Econometric Modeling of Fisheries with Complex Life Histories

Econometric Modeling of Fisheries with Complex Life Histories

Auteur : Martin D. Smith, Junjie Zhang, Felicia Coleman

Date de publication : 2013

Éditeur : SSRN

Nombre de pages : 41

Résumé du livre

Economics of the fishery has focused on the wastefulness of common pool resource exploitation. Pure open access fisheries dissipate economic rents and degrade biological stocks. Biologically managed fisheries also dissipate rents but are thought to hold biological stocks at desired levels. We develop and estimate an empirical bioeconomic model of the Gulf of Mexico gag fishery that questions the presumptive success of biological management. Unlike previous bioeconomic life history studies, we provide a way to circumvent calibration problems by embedding our estimation routine directly in the dynamic bioeconomic model. We nest a standard biological management model that accounts for complex life history characteristics of the gag.
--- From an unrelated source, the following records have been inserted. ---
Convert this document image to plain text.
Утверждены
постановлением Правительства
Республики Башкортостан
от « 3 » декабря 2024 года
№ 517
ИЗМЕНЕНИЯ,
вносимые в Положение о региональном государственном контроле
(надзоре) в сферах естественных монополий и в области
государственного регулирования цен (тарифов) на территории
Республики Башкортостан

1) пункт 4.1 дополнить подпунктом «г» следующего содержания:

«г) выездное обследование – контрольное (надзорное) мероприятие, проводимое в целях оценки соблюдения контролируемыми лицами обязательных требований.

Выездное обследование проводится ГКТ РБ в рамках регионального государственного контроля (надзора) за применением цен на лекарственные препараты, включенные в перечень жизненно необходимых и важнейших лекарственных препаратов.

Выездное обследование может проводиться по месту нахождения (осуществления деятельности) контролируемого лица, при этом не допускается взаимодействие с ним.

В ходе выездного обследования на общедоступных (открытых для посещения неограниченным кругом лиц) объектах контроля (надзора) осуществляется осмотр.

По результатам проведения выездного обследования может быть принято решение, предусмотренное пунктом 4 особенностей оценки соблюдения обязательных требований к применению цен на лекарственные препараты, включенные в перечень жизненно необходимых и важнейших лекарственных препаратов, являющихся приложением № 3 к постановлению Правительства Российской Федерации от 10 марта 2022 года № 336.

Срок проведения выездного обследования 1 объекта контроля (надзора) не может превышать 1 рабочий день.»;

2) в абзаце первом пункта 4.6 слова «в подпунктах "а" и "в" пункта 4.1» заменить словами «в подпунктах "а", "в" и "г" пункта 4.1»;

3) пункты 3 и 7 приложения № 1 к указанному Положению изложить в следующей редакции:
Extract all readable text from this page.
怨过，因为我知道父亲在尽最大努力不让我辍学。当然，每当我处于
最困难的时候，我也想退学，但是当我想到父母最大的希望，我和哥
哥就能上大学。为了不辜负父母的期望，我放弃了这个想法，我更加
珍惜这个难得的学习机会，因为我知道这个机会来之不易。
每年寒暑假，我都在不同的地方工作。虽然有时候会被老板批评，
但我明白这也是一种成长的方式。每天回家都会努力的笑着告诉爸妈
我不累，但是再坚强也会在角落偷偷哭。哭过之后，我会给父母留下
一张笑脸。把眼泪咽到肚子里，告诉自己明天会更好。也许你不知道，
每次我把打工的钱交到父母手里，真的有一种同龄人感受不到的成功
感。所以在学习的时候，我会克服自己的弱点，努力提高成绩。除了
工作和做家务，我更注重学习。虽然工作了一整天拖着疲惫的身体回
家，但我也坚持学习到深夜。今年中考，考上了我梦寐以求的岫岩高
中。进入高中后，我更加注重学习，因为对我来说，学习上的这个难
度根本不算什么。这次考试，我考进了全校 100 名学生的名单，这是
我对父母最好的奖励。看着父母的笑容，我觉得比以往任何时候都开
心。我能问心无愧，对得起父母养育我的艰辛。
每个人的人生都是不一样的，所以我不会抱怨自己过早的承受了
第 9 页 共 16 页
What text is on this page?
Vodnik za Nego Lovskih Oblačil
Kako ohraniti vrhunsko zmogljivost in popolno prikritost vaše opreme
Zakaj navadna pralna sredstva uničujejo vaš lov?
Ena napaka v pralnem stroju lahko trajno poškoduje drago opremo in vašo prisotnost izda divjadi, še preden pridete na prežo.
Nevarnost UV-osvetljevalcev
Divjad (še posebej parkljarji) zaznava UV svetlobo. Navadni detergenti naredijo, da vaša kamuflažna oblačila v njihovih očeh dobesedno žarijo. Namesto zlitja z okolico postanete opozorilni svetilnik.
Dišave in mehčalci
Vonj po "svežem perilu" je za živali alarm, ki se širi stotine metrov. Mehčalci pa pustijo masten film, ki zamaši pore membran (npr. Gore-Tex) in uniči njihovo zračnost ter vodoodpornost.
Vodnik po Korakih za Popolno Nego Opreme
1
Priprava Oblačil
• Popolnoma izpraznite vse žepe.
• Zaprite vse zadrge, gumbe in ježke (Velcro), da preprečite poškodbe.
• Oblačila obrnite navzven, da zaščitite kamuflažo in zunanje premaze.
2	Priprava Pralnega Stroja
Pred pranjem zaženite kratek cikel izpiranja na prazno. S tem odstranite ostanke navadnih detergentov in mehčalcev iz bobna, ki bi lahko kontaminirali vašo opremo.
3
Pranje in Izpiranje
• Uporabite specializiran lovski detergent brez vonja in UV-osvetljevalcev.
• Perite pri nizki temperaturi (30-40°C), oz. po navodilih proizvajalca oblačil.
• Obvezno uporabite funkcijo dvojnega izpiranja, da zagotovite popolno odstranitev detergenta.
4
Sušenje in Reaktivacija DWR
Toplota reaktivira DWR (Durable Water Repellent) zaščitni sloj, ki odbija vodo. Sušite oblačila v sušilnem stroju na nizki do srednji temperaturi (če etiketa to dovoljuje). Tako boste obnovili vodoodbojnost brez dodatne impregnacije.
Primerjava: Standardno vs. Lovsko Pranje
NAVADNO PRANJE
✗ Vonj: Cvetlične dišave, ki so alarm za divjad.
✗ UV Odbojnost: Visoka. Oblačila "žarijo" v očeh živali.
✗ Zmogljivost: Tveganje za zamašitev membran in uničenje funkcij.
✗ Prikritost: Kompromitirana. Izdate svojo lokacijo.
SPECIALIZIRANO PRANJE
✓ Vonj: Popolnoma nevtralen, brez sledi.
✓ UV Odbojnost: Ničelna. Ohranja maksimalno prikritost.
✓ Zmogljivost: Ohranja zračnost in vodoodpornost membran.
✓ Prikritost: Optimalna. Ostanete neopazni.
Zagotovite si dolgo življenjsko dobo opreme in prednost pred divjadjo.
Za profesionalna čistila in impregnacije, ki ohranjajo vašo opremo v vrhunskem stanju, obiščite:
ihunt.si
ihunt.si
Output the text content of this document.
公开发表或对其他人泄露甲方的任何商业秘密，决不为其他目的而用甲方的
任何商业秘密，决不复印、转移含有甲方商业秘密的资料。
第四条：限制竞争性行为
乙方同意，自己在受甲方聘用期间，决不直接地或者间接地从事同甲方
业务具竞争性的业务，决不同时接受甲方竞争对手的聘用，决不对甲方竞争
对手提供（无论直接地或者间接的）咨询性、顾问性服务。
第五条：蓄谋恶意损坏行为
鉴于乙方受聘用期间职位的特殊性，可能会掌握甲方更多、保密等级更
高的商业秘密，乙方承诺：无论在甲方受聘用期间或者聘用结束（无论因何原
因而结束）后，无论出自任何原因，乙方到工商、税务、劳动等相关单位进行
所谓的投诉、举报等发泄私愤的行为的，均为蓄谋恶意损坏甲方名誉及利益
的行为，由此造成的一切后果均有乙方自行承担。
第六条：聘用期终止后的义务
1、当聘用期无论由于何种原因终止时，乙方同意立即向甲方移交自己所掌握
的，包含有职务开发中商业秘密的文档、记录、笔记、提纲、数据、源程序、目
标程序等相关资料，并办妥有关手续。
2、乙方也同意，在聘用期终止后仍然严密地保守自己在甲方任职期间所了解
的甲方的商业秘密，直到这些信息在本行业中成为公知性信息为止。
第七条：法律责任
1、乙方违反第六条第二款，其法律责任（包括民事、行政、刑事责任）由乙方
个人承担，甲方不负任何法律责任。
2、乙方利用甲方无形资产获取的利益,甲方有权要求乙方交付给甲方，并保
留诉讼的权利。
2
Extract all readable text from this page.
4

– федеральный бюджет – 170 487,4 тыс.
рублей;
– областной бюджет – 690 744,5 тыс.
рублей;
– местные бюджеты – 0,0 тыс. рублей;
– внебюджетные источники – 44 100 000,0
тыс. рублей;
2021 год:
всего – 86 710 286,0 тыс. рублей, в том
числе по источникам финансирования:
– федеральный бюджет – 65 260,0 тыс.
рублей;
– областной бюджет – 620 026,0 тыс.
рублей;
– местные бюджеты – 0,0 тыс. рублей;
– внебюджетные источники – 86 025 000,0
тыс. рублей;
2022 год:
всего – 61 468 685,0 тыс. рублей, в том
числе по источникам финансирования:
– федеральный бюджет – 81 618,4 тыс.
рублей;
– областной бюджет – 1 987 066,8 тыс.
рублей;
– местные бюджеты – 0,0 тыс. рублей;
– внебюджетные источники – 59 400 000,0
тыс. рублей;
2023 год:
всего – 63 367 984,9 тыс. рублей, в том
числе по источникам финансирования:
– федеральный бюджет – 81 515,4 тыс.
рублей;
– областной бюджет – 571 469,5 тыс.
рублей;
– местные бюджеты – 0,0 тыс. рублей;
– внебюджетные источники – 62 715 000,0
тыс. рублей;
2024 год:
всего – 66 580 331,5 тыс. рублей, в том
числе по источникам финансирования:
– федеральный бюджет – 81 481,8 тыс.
Biological intuition suggests that a spawning season closure will reduce fishing pressure and increase stocks, and simulations of the biological management model confirm this finding. However, simulations of the empirical bioeconomic model show that these intended outcomes of the spawning closure do not materialize. The behavioral response to the closure is so pronounced that it offsets the restriction in allowable fishing days. Our results suggest that failure to account for fishing behavior plays an important role in fishery management failures.